The benchmark NZX 50 index was up 13.04 points or 0.50% to 2,603.44 shortly after the market opened for the day, while the broader NZX All Capital Index added 25.66 points or 0.97% to 2,661.03.

The New Zealand fell to a weekly low of 0.5559 against the US dollar during Wednesday's early Asian trading. This may be compared to Tuesday's closing value of 0.5598. The next downside target level for the kiwi is seen around 0.540.

From US, the ADP National Employment report, which sheds light on non-farm private employment, is scheduled to be released at 8:15 am ET today. The report is usually released two days prior to the Labor Department's employment report.

The results of the manufacturing survey of the Institute for Supply Management, which are based on data compiled from purchasing and supply executives nationwide, are due out at 10 am ET today. Economists expect the index to show a reading of 36 for March.

At the same time, the Commerce Department's construction spending report to be released and it is expected to show a 1.6% decline in spending for February.

Data on Pending Home Sales, which is a leading indicator of housing market activity released by the National Association of Realtors, is also due out at 10 am ET. The index is likely to show a 2% decline for February.
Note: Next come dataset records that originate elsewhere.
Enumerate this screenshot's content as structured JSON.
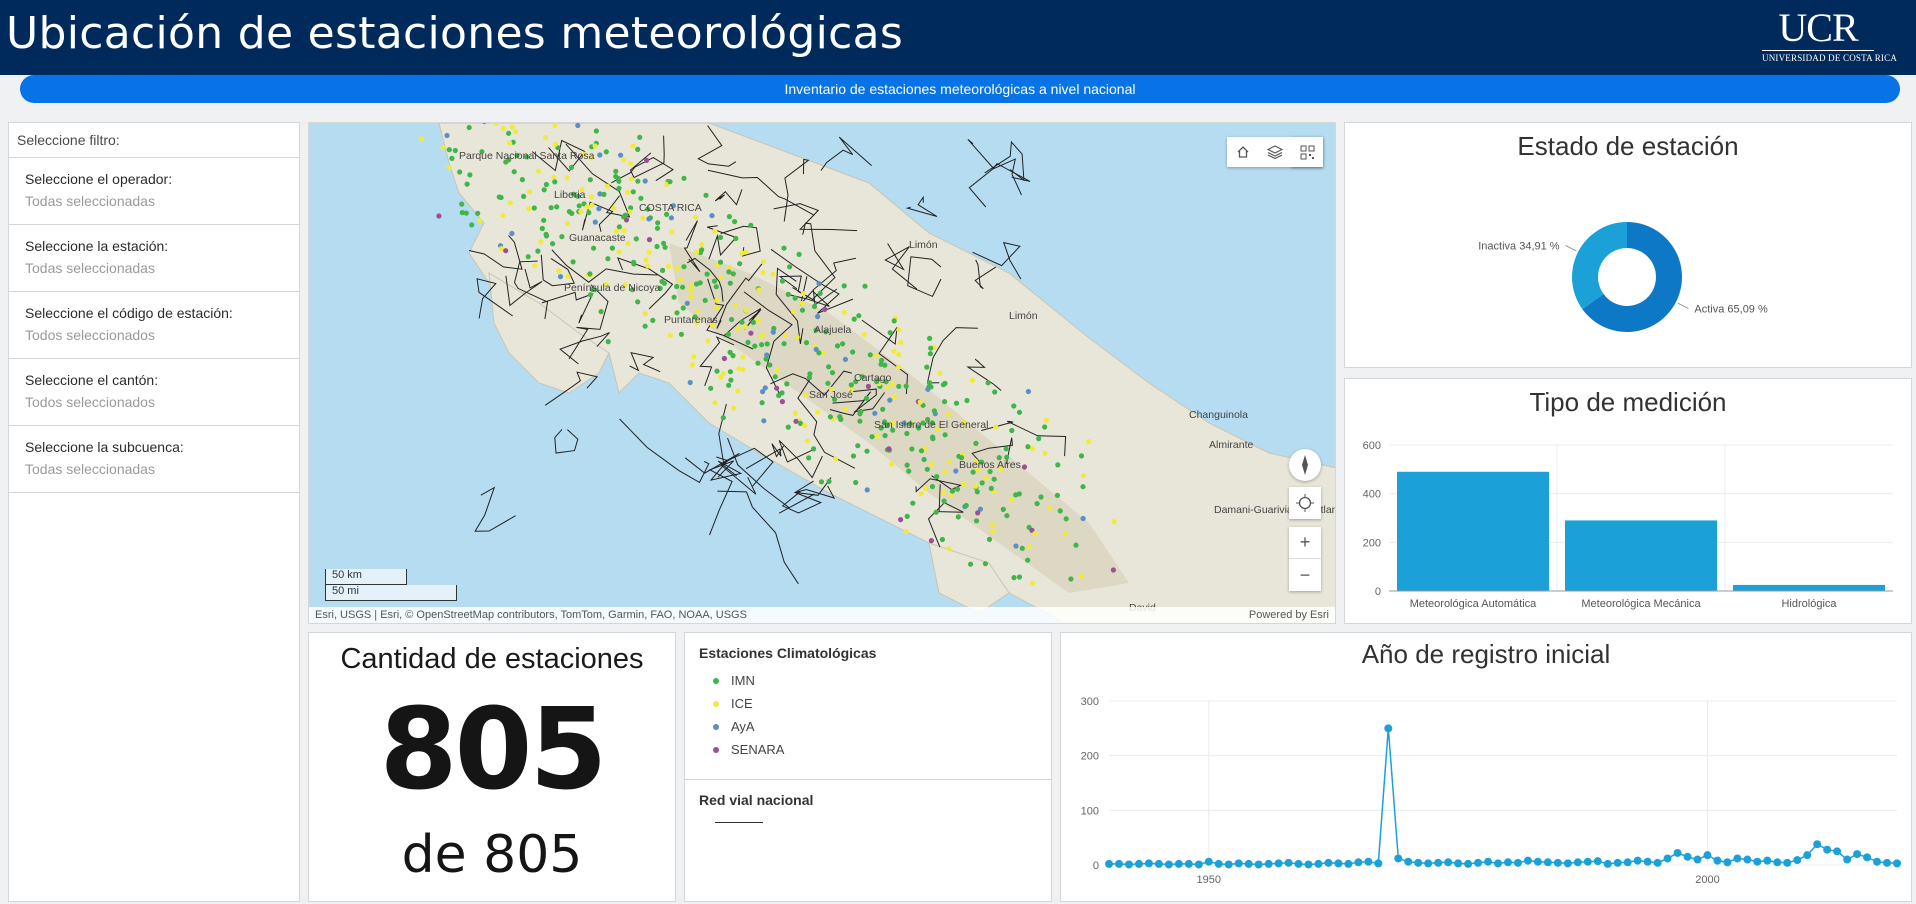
{
  "header": {
    "title": "Ubicación de estaciones meteorológicas",
    "logo_text": "UCR",
    "logo_sub": "UNIVERSIDAD DE COSTA RICA"
  },
  "subtitle": "Inventario de estaciones meteorológicas a nivel nacional",
  "filters": {
    "heading": "Seleccione filtro:",
    "items": [
      {
        "label": "Seleccione el operador:",
        "value": "Todas seleccionadas"
      },
      {
        "label": "Seleccione la estación:",
        "value": "Todas seleccionadas"
      },
      {
        "label": "Seleccione el código de estación:",
        "value": "Todos seleccionados"
      },
      {
        "label": "Seleccione el cantón:",
        "value": "Todos seleccionados"
      },
      {
        "label": "Seleccione la subcuenca:",
        "value": "Todas seleccionadas"
      }
    ]
  },
  "map": {
    "attribution": "Esri, USGS | Esri, © OpenStreetMap contributors, TomTom, Garmin, FAO, NOAA, USGS",
    "powered": "Powered by Esri",
    "scale_km": "50 km",
    "scale_mi": "50 mi",
    "labels": [
      "Parque Nacional Santa Rosa",
      "Liberia",
      "COSTA RICA",
      "Guanacaste",
      "Península de Nicoya",
      "Puntarenas",
      "Alajuela",
      "Limón",
      "Limón",
      "San José",
      "Cartago",
      "San Isidro de El General",
      "Buenos Aires",
      "Changuinola",
      "Almirante",
      "Damani-Guariviara Wetlands of International Importance",
      "David"
    ],
    "icons": [
      "search-icon",
      "home-icon",
      "layers-icon",
      "qr-icon",
      "compass-icon",
      "locate-icon",
      "plus-icon",
      "minus-icon"
    ]
  },
  "count": {
    "title": "Cantidad de estaciones",
    "value": "805",
    "of_text": "de 805"
  },
  "legend": {
    "stations_title": "Estaciones Climatológicas",
    "stations": [
      {
        "label": "IMN",
        "color": "#3fb54a"
      },
      {
        "label": "ICE",
        "color": "#f2ea3a"
      },
      {
        "label": "AyA",
        "color": "#5a8fc8"
      },
      {
        "label": "SENARA",
        "color": "#9b4f96"
      }
    ],
    "roads_title": "Red vial nacional"
  },
  "chart_data": [
    {
      "type": "pie",
      "title": "Estado de estación",
      "categories": [
        "Activa",
        "Inactiva"
      ],
      "values": [
        65.09,
        34.91
      ],
      "labels": [
        "Activa 65,09 %",
        "Inactiva 34,91 %"
      ],
      "colors": [
        "#0d79c6",
        "#1ba1d8"
      ]
    },
    {
      "type": "bar",
      "title": "Tipo de medición",
      "categories": [
        "Meteorológica Automática",
        "Meteorológica Mecánica",
        "Hidrológica"
      ],
      "values": [
        490,
        290,
        25
      ],
      "ylim": [
        0,
        600
      ],
      "yticks": [
        "0",
        "200",
        "400",
        "600"
      ],
      "color": "#1ba1d8"
    },
    {
      "type": "line",
      "title": "Año de registro inicial",
      "x": [
        1940,
        1941,
        1942,
        1943,
        1944,
        1945,
        1946,
        1947,
        1948,
        1949,
        1950,
        1951,
        1952,
        1953,
        1954,
        1955,
        1956,
        1957,
        1958,
        1959,
        1960,
        1961,
        1962,
        1963,
        1964,
        1965,
        1966,
        1967,
        1968,
        1969,
        1970,
        1971,
        1972,
        1973,
        1974,
        1975,
        1976,
        1977,
        1978,
        1979,
        1980,
        1981,
        1982,
        1983,
        1984,
        1985,
        1986,
        1987,
        1988,
        1989,
        1990,
        1991,
        1992,
        1993,
        1994,
        1995,
        1996,
        1997,
        1998,
        1999,
        2000,
        2001,
        2002,
        2003,
        2004,
        2005,
        2006,
        2007,
        2008,
        2009,
        2010,
        2011,
        2012,
        2013,
        2014,
        2015,
        2016,
        2017,
        2018,
        2019
      ],
      "y": [
        2,
        2,
        1,
        2,
        3,
        2,
        1,
        2,
        2,
        1,
        6,
        2,
        1,
        3,
        2,
        1,
        2,
        3,
        4,
        2,
        1,
        2,
        4,
        3,
        2,
        5,
        6,
        3,
        250,
        12,
        6,
        4,
        3,
        4,
        5,
        3,
        2,
        4,
        6,
        3,
        5,
        4,
        8,
        6,
        5,
        4,
        3,
        5,
        6,
        7,
        2,
        4,
        5,
        8,
        6,
        4,
        12,
        22,
        15,
        10,
        18,
        8,
        5,
        12,
        10,
        6,
        8,
        5,
        4,
        9,
        18,
        38,
        28,
        25,
        10,
        20,
        14,
        6,
        4,
        3
      ],
      "ylim": [
        0,
        300
      ],
      "yticks": [
        "0",
        "100",
        "200",
        "300"
      ],
      "xticks": [
        "1950",
        "2000"
      ],
      "color": "#1ba1d8"
    }
  ]
}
At about 8:30 pm ET Tuesday, the New Zealand currency declined to a 6-day low of 2.3815 against the euro. The kiwi may likely target the 2.40 level, if it ticks down further. At Tuesday's New York session close, the euro-kiwi pair was quoted at 2.3697.
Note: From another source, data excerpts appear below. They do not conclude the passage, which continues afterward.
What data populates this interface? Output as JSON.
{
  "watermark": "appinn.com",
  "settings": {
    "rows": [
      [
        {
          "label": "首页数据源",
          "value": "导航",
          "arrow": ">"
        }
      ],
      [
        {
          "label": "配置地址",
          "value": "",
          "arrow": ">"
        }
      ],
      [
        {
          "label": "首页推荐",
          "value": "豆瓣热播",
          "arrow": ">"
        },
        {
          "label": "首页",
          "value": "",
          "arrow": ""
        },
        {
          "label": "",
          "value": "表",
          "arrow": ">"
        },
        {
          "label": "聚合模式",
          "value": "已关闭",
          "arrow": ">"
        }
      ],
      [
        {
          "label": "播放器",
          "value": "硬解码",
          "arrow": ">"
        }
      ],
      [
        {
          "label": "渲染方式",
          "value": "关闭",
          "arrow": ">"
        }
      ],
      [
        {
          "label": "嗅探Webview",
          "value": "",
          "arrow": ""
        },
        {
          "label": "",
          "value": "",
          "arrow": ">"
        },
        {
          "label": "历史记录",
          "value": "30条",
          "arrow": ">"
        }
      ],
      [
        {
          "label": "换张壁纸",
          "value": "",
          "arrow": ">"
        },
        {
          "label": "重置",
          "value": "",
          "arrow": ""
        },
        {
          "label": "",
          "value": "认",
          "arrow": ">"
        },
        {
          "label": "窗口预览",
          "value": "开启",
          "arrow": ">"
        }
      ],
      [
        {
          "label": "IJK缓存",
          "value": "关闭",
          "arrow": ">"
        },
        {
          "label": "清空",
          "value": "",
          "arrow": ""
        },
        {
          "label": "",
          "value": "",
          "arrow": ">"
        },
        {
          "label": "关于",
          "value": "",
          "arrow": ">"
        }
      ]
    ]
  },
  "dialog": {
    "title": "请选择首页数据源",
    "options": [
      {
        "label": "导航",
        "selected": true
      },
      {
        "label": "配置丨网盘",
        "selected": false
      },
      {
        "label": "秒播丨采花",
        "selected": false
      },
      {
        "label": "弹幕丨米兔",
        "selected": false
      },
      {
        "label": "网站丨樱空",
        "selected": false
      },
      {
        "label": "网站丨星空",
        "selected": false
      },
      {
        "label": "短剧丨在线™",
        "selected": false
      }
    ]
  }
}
German retail sales, Euro-Zone unemployment report, Italian, German, French and Euro-Zone manufacturing PMI reports are scheduled for the upcoming session from the euro- area.

The NZ dollar edged down against the Japanese yen too during this time period. The pair that was worth 55.42 at yesterday's close, hit as low as 54.79 by about 8:20 pm ET. On the downside, the NZ dollar may likely find support near the 53.7 level.

On the economic front, the much-awaited BoJ Tankan survey showed a record decline for large manufacturers index. Japanese sentiment among large manufacturers plummeted at a record rate in the first quarter of 2009, posting a diffusion index score of -58. That was worse than analyst expectations for -55 following a score of -24 in the previous quarter.

It was the sixth straight quarter of decline, and the fall of 34 points from the previous survey in December marked the largest fall on record.

The New Zealand dollar dropped against the Aussie during Wednesday's early Asian trading, slipping to a 1-week low of 1.2400. If the New Zealand dollar slides further, it may test support around the 1.25 level. The pair was worth 1.2367 at yesterday's New York session close.

The Australian Bureau of Statistics said that retail sales in Australia were down a seasonally adjusted 2.0 percent in February compared to the previous month, representing the largest monthly decline since July 2000. Sales came in at A$18.87 billion, down from A$19.26 in January but up from A$18.12 billion a year earlier. Analysts had expected a decline of 0.3 percent on month following the revised 0.5 percent increase in January and the 3.8 percent gain in December.

Additionally, the Department of Employment and Workplace Relations said that skilled job vacancies in Australia were down 10.8 percent in March compared to the previous month, posting an index score of 40.7.